I started my college application process with one goal in mind: I was going to Boston College, no matter what. I had a great ACT score, a great GPA, I attended every admissions information session I could, I had a letter written on my behalf by a prestigious alumnus, I had visited twice, I applied early action, and I had coffee with an admissions representative. I wanted to become a BC Eagle desperately.
I sent in my enrollment deposit to the University of Wisconsin Madison on January 26.
At first, when I was deferred into the regular pool of applicants at BC, tears were shed. I folded up my BC apparel and shoved it in the back of my drawers. The five other college acceptance letters hanging on my wall meant nothing to me. I basically took my deferral as a rejection. I was a Providence Academy student, surrounded by others my age applying to and getting accepted into highly ranked private universities, and I couldn’t compare.
Then, I realized something. I had previously thought that the prestige that comes with the name of a university automatically elevated my worth as a student at Providence. I had to look beyond the name and examine if the school really fit my needs. And, once I did that, I realized that University of Wisconsin Madison was where I would be happiest.
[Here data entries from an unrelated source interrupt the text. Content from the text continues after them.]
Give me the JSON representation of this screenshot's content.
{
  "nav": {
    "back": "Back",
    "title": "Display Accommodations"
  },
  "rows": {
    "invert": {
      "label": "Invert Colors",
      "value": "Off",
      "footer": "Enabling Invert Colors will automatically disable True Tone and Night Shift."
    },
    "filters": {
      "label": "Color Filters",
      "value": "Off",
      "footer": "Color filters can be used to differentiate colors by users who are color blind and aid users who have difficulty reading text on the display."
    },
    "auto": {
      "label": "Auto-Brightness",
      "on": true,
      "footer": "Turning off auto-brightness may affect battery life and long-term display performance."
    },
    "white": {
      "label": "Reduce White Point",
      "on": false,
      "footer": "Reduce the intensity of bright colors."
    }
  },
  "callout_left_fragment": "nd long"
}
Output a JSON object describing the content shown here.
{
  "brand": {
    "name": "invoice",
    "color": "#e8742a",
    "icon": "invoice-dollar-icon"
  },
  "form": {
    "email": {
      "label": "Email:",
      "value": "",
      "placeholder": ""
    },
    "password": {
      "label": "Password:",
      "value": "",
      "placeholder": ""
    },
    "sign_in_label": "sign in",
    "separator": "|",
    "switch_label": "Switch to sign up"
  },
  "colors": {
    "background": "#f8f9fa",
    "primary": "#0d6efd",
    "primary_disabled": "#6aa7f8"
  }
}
For McKenna Happke ’14, choosing the public North Dakota State University over the private Loyola University Chicago was an easy decision.
She said that she chose to attend a public school because she wanted to make choices herself regarding classes. Specifically, she didn’t want to be forced to take a religion class.
“I like the environment at public schools better than at private schools. People have more open views, and it’ll be cool to meet more people with wider views,” she said. “I’ll be able to defend my views like I have been taught to do at Providence.”
I do not mean to portray Ivey Leagues or private universities in a bad light. I know that they offer a stellar education, and the majority of people attending are very happy. I just know that personally, I belong at a public university.
UW Madison is where I have grown up because my grandparents live twenty minutes away and have immersed me in the Badger lifestyle since I was born. I’ve slept in the dorms, eaten in the cafeterias, sat in the classrooms, and cheered in the fan section at the football games. My father and my aunt attended, as well as my grandmother who also happened to teach classes there. There are 4,000 courses offered, honors programs, research opportunities, service projects, study abroad programs, 800 student organizations, Greek Life, and it’s all for an affordable price. I am so excited because I know that I will be able to explore boundless opportunities at a place not too far from home.
I know it’s cheesy to say, but I was born to go to Madison. Trying to force Boston College upon myself was only bringing unnecessary stress upon my life, and I now see that getting that deferral letter was a complete blessing. My happiness and excitement to go to college in the fall has skyrocketed since making my decision.